I was sitting in my study listening to the pied fly-catcher singing one of his seven thousand little songs with which each day he adds to the joy of May, when a new voice came from the woodland near me. It was not an English voice, it might have been Russian by the constant “tchick” in its vocabulary, and Russian probably it was, for, as I soon learned, the bird was none other than the great spotted-woodpecker, which might have come all the way from Russian woodlands or Siberian steppes to honour my lakeland grove with his presence. (p. 605)….
Happy in the possession of a bride he has to-day, May 14th, fixed upon his abode. He has found a birch tree whose head was lost in the wind, that stands up like a bare pole to the height of 30 to 40 feet (p. 605)…. Very silently do they work these birds. It is only when they are away from the tree feeding that they talk Russian at all one to the other. But there are times when apparently from access of animal spirits and joy in their accomplished work, both Mr. and Mrs. Woodpecker play a kind of tattoo upon the tree, which hallowed out as it is now for the nest, sounds very much as a far-off wooden drum might sound, such as a wild man of the woods in Africa uses. (p. 606)
On Monday the 21st, the woodcraft ceased, and Mrs. Woodpecker began her task of egg laying. Then absolute silence fell upon the woodland. No birds were seen to come to or leave the tree. As far as appearances went the nest had been deserted. But my wise fried, the naturalist, said, “Oh that is just part of their dodge. That is woodpecker artifice. They want you to believe the nest is deserted.” (p. 606)
The naturalist was right. In a fortnight’s time, about June 11th, it was quite clear something has happened, for now the birds were seen flying to and fro, noiseless of voice and wing. There was no crying one to the other, but the undulating flight of the bird in the meadows near by, made it quite certain that the woodpecker was searching for food, and whenever we approached the tree, however hidden we believed ourselves to be, the alarm note “tchick-tra” was given. (p. 606)
Suddenly, about June 18th, the youngsters asserted themselves, and such a continual noise was heard from hungry voices demanding supplies as filled the woodland with sound and wonder. I could not have believed it possible for any young bird throats to make such whizzing, as of giant grass-hoppers, mixed with the cry of metallic sound as of clock wheels going round and round. This in turn mingled with screams and squeaks as of elfs in pain—a sound that seemed to possess the whole tree, so that when one approached it one could not say whether it came from the air, the ground, or the tree. It began at 3-30 in the morning, and did not end till the last caterpillar was delivered at 9-30. (pp. 606-7)
During this time the indefatigable parent birds were constantly working to find food for their insatiable young. I timed the visits and found that each bird brought a caterpillar in turn every minute, that is to say that during a day not less than eighteen hours in length, the young were fed with 1,080 caterpillars, and knowing as I did that the caterpillar pest was abroad, I should have been glad if there had been bot one, but twenty woodpeckers’ nests in the garden-ground. (p. 607)
On Thursday 21st, about 5-30 in the morning, the culminating cries and whizz ceased, and the old birds must have felt love’s labour rewarded by sight of three little creatures with crimson flush on their heads able to take wing and escape from their prison house.

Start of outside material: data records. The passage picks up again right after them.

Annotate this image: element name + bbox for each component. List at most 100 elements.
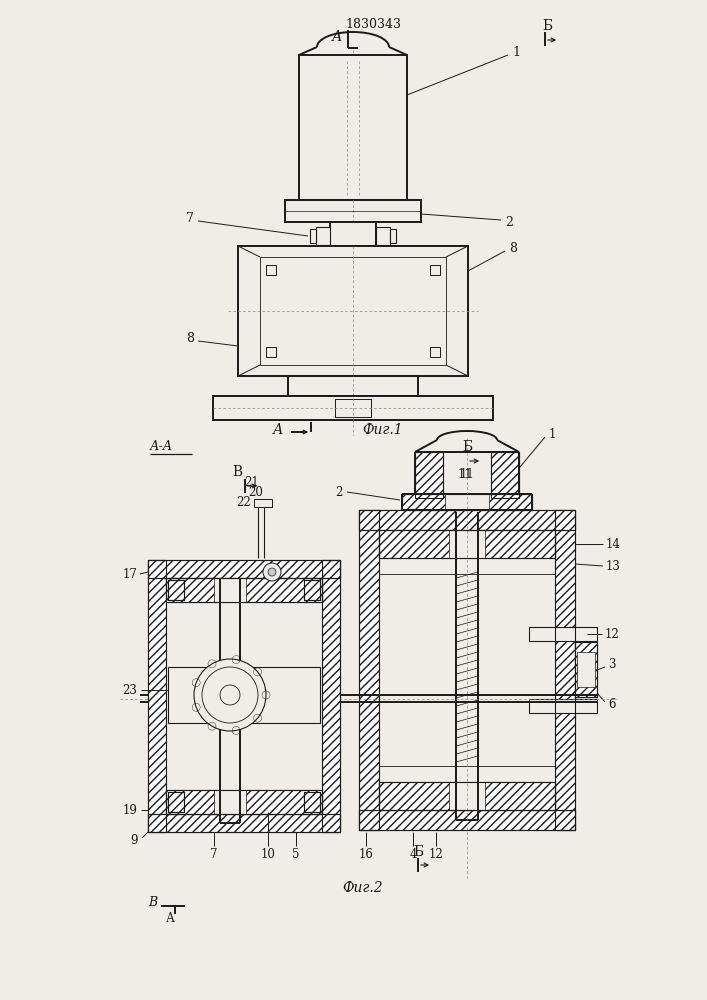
Bar [491, 452, 519, 498]
Text: 21: 21 [245, 477, 259, 489]
Bar [359, 510, 575, 530]
Circle shape [263, 563, 281, 581]
Bar [379, 530, 555, 558]
Bar [575, 642, 597, 697]
Bar [304, 580, 320, 600]
Bar [310, 229, 316, 243]
Text: 13: 13 [606, 560, 621, 572]
Bar [575, 642, 597, 697]
Bar [359, 510, 575, 530]
Text: 3: 3 [608, 658, 616, 672]
Bar [359, 810, 575, 830]
Bar [577, 652, 595, 687]
Circle shape [194, 659, 266, 731]
Text: А: А [332, 30, 342, 44]
Bar [168, 580, 184, 600]
Text: 12: 12 [428, 848, 443, 860]
Bar [379, 530, 555, 558]
Bar [430, 265, 440, 275]
Bar [322, 560, 340, 832]
Bar [390, 229, 396, 243]
Bar [148, 560, 340, 578]
Bar [166, 578, 322, 602]
Bar [166, 578, 322, 602]
Bar [443, 452, 491, 498]
Text: 11: 11 [457, 468, 472, 482]
Text: Б: Б [542, 19, 552, 33]
Circle shape [202, 667, 258, 723]
Bar [529, 627, 597, 641]
Bar [148, 814, 340, 832]
Bar [555, 510, 575, 830]
Bar [266, 265, 276, 275]
Circle shape [220, 685, 240, 705]
Bar [148, 560, 340, 578]
Bar [148, 560, 166, 832]
Text: 4: 4 [409, 848, 416, 860]
Bar [168, 580, 184, 600]
Bar [148, 814, 340, 832]
Bar [449, 530, 485, 558]
Bar [148, 560, 166, 832]
Bar [430, 347, 440, 357]
Text: А: А [165, 912, 175, 924]
Bar [304, 792, 320, 812]
Bar [266, 347, 276, 357]
Bar [166, 578, 322, 602]
Text: 8: 8 [509, 242, 517, 255]
Bar [402, 494, 532, 510]
Bar [168, 792, 184, 812]
Bar [260, 257, 446, 365]
Circle shape [268, 568, 276, 576]
Text: 8: 8 [186, 332, 194, 346]
Bar [359, 810, 575, 830]
Text: 5: 5 [292, 848, 300, 860]
Text: 1: 1 [512, 45, 520, 58]
Bar [148, 814, 340, 832]
Text: 2: 2 [505, 216, 513, 229]
Text: 9: 9 [130, 834, 138, 846]
Bar [379, 530, 555, 810]
Bar [359, 510, 575, 530]
Bar [148, 560, 340, 578]
Bar [288, 376, 418, 396]
Bar [359, 510, 379, 830]
Bar [415, 452, 443, 498]
Text: 7: 7 [186, 213, 194, 226]
Bar [376, 227, 390, 245]
Text: В: В [232, 465, 242, 479]
Text: 14: 14 [606, 538, 621, 550]
Bar [555, 510, 575, 830]
Bar [379, 782, 555, 810]
Bar [555, 510, 575, 830]
Text: 2: 2 [335, 486, 343, 498]
Bar [359, 810, 575, 830]
Bar [214, 578, 246, 602]
Text: 19: 19 [122, 804, 137, 816]
Bar [166, 790, 322, 814]
Bar [415, 452, 443, 498]
Bar [304, 580, 320, 600]
Bar [402, 494, 532, 510]
Text: А-А: А-А [150, 440, 173, 454]
Text: Б: Б [413, 845, 423, 859]
Text: 20: 20 [249, 487, 264, 499]
Bar [415, 452, 443, 498]
Text: 6: 6 [608, 698, 616, 712]
Bar [168, 792, 184, 812]
Bar [168, 792, 184, 812]
Bar [166, 578, 322, 814]
Bar [445, 494, 489, 510]
Bar [330, 222, 376, 246]
Text: Фиг.2: Фиг.2 [343, 881, 383, 895]
Bar [402, 494, 532, 510]
Text: Б: Б [462, 440, 472, 454]
Bar [304, 580, 320, 600]
Text: 1: 1 [549, 428, 556, 442]
Text: А: А [273, 423, 284, 437]
Bar [299, 55, 407, 200]
Text: 7: 7 [210, 848, 218, 860]
Bar [304, 792, 320, 812]
Text: 23: 23 [122, 684, 137, 696]
Bar [379, 782, 555, 810]
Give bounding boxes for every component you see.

For the next week we heard five instead of two birds talking Russian in different parts of the garden-grove. How many eggs were laid I cannot say. I had no means of examining the nest, short of sawing off a portion of the trunk, and I was unwilling to do this lest in future years these strange and beautiful birds should rebuke me, but I am wondering at this day why they were not content with one hold for their nest. The woodpeckers had made two. Is it that like the rabbit, nature has taught them it is wise to have a bolt-hole for escape? What is certain is, that they used either door-way for their nest, both for access and for egress, though so far as could be observed, they only fed their nestlings from one, and that the lower one. It was a real sorrow to find a few days later the burying beetles hard at work giving sepulchre to the body of one of the young woodpeckers about 12 feet from the tree. My gardener tells me he believed it was worried to death by some starlings. Of this I cannot speak with certainty, but those who have seen an owl mobbed can understand that the starling in mischief would hurt anything looking so ridiculously strange, and anything so apparently defenceless. (p. 607)
A Naturalist friend tells me, he thinks that there were probably six young woodpeckers hatched out and that we were misled as to numbers, by reason of the fact that when the young leave the nest the father and mother-birds divide the brood between them, and take them to different feeding grounds. He also said that all the young are rosy-headed, but that after the first moult the cock-birds alone retain the scarlet head-dress. (p. 607)
(Parents’ Review, XXVIII (October 1917), 605-7.)